Obwohl wir in den ersten beiden Folgen (die übrigens ohne die kultige Vorspannsequenz auskommen mussten – ein wenig hoffen wir aber schon noch, dass sich das in den kommenden Episoden ändern wird) bereits einen Einblick darin erhielten, auf welche erzählerischen Pfade uns «Roanoke» mitnehmen wird, waren «Chapter 1» und «Chapter 2» so voller verschiedener Nebenschauplätze, dass sich noch überhaupt nicht absehen lässt, wovon die sechste Staffel nun überhaupt handelt. Mit Matt und Shelby sind die Protagonisten als Opfer eines furchtbaren Spuks festgelegt, doch eine unheimliche Legende um zwei mordende Krankenschwestern, grauenhafte Rituale im Wald, Visionen von abgetrennten Schweineschwänzen und eine verschwundene Tochter, die mit einer unsichtbaren Freundin spricht, deuten so viele, mitunter auch überhaupt nicht zusammenhängende Konfliktherde an, dass es uns gar nicht wundern würde, wenn sich letztlich doch herausstellt, dass alle 25 Teaser zu «Roanoke» gehören.
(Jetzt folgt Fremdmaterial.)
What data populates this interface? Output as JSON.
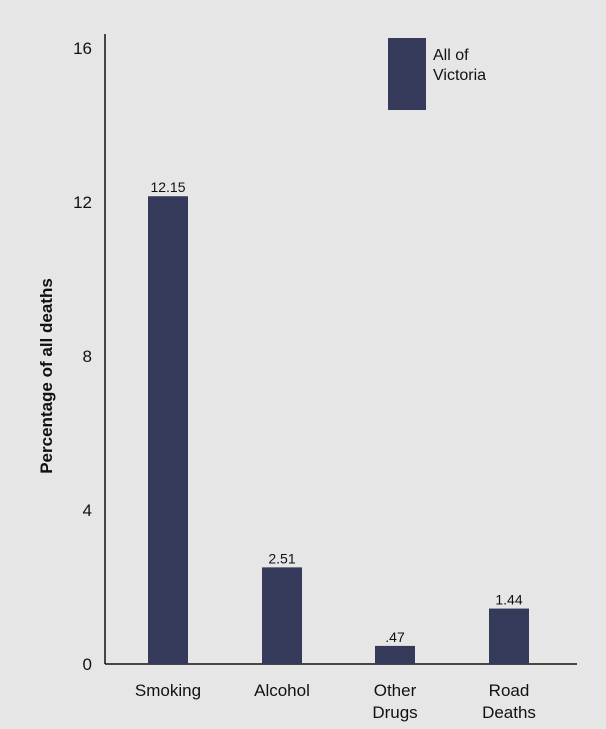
{
  "chart_data": {
    "type": "bar",
    "title": "",
    "xlabel": "",
    "ylabel": "Percentage of all deaths",
    "ylim": [
      0,
      16
    ],
    "yticks": [
      0,
      4,
      8,
      12,
      16
    ],
    "grid": false,
    "legend_position": "top-right",
    "categories": [
      {
        "lines": [
          "Smoking"
        ]
      },
      {
        "lines": [
          "Alcohol"
        ]
      },
      {
        "lines": [
          "Other",
          "Drugs"
        ]
      },
      {
        "lines": [
          "Road",
          "Deaths"
        ]
      }
    ],
    "series": [
      {
        "name_lines": [
          "All of",
          "Victoria"
        ],
        "color": "#363a5a",
        "values": [
          12.15,
          2.51,
          0.47,
          1.44
        ],
        "value_labels": [
          "12.15",
          "2.51",
          ".47",
          "1.44"
        ]
      }
    ]
  }
}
Mit der Konzentration auf nur wenige Figuren gehen die Schöpfer und Regisseure hier einen guten Weg, denn im Kern steckte in der Serie schon immer auch ein tiefgreifendes, menschliches Drama. Nie war das Suchtpotenzial von «American Horror Story» höher, als diesmal
«American Horror Story – Roanoke» ist hierzulande ab dem 3. November 2016, donnerstags um 21 Uhr auf dem Pay-TV-Sender FOX Channel zu sehen.